Angelique Kerber y Wim Fisette están inmersos en un proceso de aprendizaje. Eso es lo que transmite el discurso del entrenador de la exnúmero 1 alemana en una charla mantenida con WTA.com. La de Bremen, que encontró algún freno después de su tremendo comienzo de temporada, sufrió el peso de las expectativas cuando fue número 1, y entre llegar de nuevo a la cima y aprender de lo que se hizo mal en aquella etapa está el objetivo de la unión entre ambos.
"Angie sintió mucha presión el año pasado", acierta a argumentar Fisette en base a lo que fue sucediendo cuando Kerber alcanzó el número 1. "Con toda la presión sobre ella, y también con todas las actividades que tenía que hacer fuera de la cancha, pues como nº1 tienes que hacer mucho más fuera de las pistas, no tenía la cabeza fresca el año pasado. Había demasiado que hacer y no podía disfrutar de estar en la pista y disfrutar jugando al tenis, peleando por cada punto. Ella sentía muchas expectativas como número 1 en el mundo. Así que eso fue difícil, pero siento que ahora quiere ir a la pista y le encanta jugar al tenis. Se siente fresca otra vez. Después de su primer torneo el año pasado, sintió que necesitaba unas vacaciones. Pero ahora ella vuelve a sentir esa pasión por el juego".
Y es que Kerber, entre su amor por el tenis y lo experimentado, tiene claro lo que no puede volver a ocurrir. "Angie aprendió mucho el año pasado.
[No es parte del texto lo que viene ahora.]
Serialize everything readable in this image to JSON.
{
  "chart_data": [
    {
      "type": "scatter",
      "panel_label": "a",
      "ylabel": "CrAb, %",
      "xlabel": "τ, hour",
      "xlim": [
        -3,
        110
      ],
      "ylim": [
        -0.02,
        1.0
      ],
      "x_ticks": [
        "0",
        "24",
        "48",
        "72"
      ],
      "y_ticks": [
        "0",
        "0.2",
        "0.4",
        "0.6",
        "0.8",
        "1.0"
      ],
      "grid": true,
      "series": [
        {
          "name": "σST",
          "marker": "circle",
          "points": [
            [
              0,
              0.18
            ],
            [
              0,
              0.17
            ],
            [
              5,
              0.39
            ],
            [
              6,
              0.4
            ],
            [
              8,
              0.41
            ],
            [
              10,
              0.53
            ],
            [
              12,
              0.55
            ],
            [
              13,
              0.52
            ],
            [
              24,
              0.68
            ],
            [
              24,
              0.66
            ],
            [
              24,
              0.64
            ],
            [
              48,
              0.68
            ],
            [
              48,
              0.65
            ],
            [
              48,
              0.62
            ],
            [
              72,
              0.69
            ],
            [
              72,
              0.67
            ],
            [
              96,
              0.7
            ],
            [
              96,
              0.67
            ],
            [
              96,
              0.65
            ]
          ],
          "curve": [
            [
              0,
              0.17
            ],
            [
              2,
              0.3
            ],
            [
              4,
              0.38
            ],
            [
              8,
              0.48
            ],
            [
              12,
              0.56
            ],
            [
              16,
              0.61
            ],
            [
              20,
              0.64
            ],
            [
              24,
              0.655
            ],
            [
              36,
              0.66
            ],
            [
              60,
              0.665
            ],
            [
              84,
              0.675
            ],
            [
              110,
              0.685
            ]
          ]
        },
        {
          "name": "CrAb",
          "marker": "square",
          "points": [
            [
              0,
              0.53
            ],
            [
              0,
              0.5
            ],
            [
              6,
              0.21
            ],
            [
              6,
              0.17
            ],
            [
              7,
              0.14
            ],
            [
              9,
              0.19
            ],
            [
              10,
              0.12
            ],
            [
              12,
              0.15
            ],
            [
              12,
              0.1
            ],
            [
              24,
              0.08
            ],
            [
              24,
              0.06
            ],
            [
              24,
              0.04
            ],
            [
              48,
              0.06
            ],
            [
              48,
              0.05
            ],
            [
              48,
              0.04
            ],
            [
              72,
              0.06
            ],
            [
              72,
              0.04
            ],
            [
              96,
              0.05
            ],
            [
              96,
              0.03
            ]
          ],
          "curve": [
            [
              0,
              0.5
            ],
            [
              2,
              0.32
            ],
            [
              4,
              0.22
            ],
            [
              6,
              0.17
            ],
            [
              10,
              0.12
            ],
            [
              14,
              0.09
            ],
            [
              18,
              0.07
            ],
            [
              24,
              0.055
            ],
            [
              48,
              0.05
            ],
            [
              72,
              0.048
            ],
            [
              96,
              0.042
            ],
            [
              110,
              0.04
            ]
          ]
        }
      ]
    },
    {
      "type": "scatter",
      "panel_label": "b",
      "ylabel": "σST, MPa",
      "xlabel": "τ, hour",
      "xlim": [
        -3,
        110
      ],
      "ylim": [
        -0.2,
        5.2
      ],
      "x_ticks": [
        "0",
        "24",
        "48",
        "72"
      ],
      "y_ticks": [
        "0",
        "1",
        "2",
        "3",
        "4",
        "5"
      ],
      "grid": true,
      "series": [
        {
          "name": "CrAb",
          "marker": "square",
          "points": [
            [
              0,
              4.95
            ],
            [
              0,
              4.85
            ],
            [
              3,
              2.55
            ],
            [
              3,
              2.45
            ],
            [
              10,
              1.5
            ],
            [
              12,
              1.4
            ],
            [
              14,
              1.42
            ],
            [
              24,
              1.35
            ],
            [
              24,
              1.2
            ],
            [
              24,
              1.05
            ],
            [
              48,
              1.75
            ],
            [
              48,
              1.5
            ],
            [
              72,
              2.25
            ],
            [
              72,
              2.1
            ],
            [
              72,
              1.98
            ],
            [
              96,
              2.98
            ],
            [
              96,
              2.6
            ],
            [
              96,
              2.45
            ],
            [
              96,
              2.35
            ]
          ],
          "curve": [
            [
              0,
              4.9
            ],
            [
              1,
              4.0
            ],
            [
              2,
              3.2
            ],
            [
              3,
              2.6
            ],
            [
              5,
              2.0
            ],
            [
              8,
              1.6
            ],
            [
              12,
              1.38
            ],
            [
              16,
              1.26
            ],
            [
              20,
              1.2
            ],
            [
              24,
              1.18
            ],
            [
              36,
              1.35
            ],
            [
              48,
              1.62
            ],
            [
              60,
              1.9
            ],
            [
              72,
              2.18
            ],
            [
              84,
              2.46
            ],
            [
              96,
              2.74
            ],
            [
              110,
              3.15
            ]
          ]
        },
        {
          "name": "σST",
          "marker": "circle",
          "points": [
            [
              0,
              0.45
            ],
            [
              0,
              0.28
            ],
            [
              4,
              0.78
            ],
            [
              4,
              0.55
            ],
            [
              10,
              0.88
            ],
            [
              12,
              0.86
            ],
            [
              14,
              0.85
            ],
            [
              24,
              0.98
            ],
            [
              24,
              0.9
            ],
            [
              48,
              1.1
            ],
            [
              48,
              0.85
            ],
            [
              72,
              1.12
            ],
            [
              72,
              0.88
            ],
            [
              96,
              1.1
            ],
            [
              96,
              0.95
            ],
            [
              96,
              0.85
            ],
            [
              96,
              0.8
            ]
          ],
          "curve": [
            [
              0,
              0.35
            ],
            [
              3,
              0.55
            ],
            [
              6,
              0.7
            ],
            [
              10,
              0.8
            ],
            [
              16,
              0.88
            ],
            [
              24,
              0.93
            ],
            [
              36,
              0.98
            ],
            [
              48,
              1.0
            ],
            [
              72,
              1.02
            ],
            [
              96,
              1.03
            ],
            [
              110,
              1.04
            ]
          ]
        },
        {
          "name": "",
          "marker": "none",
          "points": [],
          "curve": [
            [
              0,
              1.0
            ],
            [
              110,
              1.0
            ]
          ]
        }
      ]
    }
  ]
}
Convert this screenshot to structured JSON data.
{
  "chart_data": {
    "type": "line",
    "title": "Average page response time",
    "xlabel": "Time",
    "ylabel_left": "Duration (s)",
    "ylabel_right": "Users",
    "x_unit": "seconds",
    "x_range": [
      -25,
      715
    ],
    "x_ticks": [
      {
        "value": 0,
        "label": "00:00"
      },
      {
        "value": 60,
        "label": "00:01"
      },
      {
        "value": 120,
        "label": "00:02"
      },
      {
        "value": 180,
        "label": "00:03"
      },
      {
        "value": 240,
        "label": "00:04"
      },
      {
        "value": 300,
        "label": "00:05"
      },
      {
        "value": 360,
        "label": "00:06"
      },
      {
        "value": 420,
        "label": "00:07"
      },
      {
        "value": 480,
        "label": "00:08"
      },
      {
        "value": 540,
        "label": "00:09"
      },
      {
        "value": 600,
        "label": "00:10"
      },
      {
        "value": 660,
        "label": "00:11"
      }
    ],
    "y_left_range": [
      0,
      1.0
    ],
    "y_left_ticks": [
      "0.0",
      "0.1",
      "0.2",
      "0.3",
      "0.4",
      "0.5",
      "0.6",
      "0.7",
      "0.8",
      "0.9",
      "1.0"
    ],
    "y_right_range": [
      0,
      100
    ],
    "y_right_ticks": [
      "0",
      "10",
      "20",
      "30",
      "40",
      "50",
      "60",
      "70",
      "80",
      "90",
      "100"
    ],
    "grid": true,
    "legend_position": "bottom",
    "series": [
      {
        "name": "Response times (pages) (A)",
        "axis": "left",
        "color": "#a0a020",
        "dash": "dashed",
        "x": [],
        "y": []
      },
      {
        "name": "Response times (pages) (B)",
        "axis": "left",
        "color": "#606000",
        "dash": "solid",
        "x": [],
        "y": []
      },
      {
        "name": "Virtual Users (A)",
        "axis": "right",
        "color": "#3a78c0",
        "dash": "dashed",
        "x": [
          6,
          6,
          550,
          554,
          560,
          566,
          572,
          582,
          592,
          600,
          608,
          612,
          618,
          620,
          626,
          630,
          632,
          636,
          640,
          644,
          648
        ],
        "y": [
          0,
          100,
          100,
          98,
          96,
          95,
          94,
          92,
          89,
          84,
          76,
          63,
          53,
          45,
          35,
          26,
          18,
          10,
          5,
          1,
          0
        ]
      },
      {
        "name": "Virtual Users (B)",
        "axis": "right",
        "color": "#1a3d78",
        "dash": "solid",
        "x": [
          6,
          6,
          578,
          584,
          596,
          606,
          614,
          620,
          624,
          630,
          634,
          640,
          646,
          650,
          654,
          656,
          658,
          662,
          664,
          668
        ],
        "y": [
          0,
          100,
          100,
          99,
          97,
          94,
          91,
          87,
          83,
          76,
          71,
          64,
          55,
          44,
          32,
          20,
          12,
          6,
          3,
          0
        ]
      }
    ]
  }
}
Estaba muy motivada cuando comenzamos a trabajar en noviembre. Quería mostrar a todos que todavía podía ser una gran jugadora y que su carrera no había terminado. Todavía sigue con esa mentalidad. Tiene mucha hambre en la cancha, está trabajando muy duro y es muy ambiciosa, incluso en arcilla, lo cual no es fácil para ella. Su objetivo es volver al nº1 de nuevo algún día, y luego hacer las cosas de manera diferente a como lo hizo el año pasado".
Fisette trata de inculcarle la importancia de mezclar tenis con tiempo de ocio. La alemana no se despega de la pista. "Dos días sin tenis es muy difícil para ella. A veces necesitamos obligarla a alejarse de la pista. Le encanta jugar al tenis, jugar torneos. Es una competidora y necesita la competición. Pero también necesita tiempo fuera de la cancha. Eso la mantendrá mentalmente abierta y fresca, será importante".
Por último, Fisette explicó por qué Kerber encuentra dificultades sobre tierra batida. "Cuando era joven, practicaba en moqueta, por lo que se siente mucho más cómoda en hierba que en arcilla. Su agarre y su movilidad es un poco más clásico, por lo que un contacto diferente es difícil para ella. Pero se trata de encontrar soluciones y ajustar el juego para evitar y su movimiento".